Journal d’une femme de chambre est l’adaptation d’un roman d’Octave Mirbeau paru au XIXe siècle. Benoît Jacquot nous offre sa version de l’histoire de Célestine, femme de chambre, Joseph, cocher, Marianne, cuisinière, et de leurs patrons, pour ne pas dire « maîtres ». Chaque domestique accomplit consciencieusement son devoir durant la journée, supportant les excentricités et les exigences de leurs patrons, pour mieux se jeter dans leur exutoire le soir, que ce soit la politique, le sexe, ou l’alcool. Mais si les maîtres sont présentés comme des personnes facilement blâmables pour leur manque de considération envers leurs employés, ces derniers, dans leurs travers, ne sont malheureusement pas mieux.

 
Vincent Lindon et Léa Seydoux

Benoît Jacquot garde habilement un récit mené au travers des souvenirs de Célestine, aussi volage dans sa vie professionnelle que dans sa vie amoureuse, et donc forte d’une expérience conséquente. Nous sommes aisément guidés à travers les retours dans cette vie passée. Pas de voix off qui ne vienne gâcher ces épisodes de l’intimité de Célestine et de ses anciens patrons, cela aidant à rester proche de celle envers qui nous ressentons facilement de l’empathie. Le souci donné à la photographie dans ce film nous aide d’ailleurs à nous repérer entre l’époque à laquelle travaille Célestine et les moments qu’elle se remémore : l’image est plus claire et les couleurs sont plus uniformes, tirant uniquement vers un turquoise clair, tandis que le présent de Célestine est teinté de magnifiques couleurs complémentaires de turquoises et brun cuivrés qui fascinent.
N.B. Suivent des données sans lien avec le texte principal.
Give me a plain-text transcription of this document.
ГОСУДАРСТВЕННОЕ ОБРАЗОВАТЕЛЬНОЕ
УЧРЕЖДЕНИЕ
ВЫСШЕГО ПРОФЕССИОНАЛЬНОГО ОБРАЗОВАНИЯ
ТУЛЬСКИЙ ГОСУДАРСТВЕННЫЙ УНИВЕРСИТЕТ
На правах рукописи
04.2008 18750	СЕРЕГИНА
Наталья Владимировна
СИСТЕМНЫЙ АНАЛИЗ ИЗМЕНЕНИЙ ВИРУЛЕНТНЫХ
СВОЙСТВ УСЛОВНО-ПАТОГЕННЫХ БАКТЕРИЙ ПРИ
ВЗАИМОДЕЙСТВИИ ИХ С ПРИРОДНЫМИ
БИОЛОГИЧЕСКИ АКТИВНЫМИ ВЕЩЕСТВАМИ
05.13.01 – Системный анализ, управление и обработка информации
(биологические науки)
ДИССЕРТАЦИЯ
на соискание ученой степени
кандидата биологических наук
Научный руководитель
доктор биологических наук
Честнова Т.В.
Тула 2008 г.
Le point noir, qui vient d’ailleurs gâcher ce qui aurait pu être un point fort qui relierait encore plus le film au roman dont il est tiré, est le parler trop rapide et bas des acteurs, au demeurant excellents, qui nous empêche de comprendre ces petites réparties que lâchent entre deux portes les domestiques envers leurs patrons, souvent bien senties et infiniment libératrices.


Léa Seydoux et Adriana Asti

Journal d’une femme de chambre reste une très bonne adaptation du roman d’Octave Mirbeau, magnifique témoignage réaliste des vies des « petites gens » et de leur relation avec leurs patrons tantôt trop tyranniques pour être aimés, tantôt trop gentils pour ne pas être floués. 

mercredi 17 février 2016

Free Love, Peter Sollett, 2015

Ellen Page et Julianne Moore


Lorsque je me suis installée dans la salle pour aller voir Free Love, j’étais motivée par la présence à la tête de ce film d’Ellen Page, que je n’avais pas vue au cinéma depuis longtemps, et de Julianne Moore que j’avais redécouverte dans Maps to the Stars de David Cronenberg en 2014.  Je l’étais beaucoup moins par le titre « français » du film. Pourquoi changer un titre anglais… pour un autre titre anglais ? Surtout lorsque celui-ci nous évoque une énième guimauve sentimentale sur les difficultés que rencontrent les couples lesbiens chaque jour ?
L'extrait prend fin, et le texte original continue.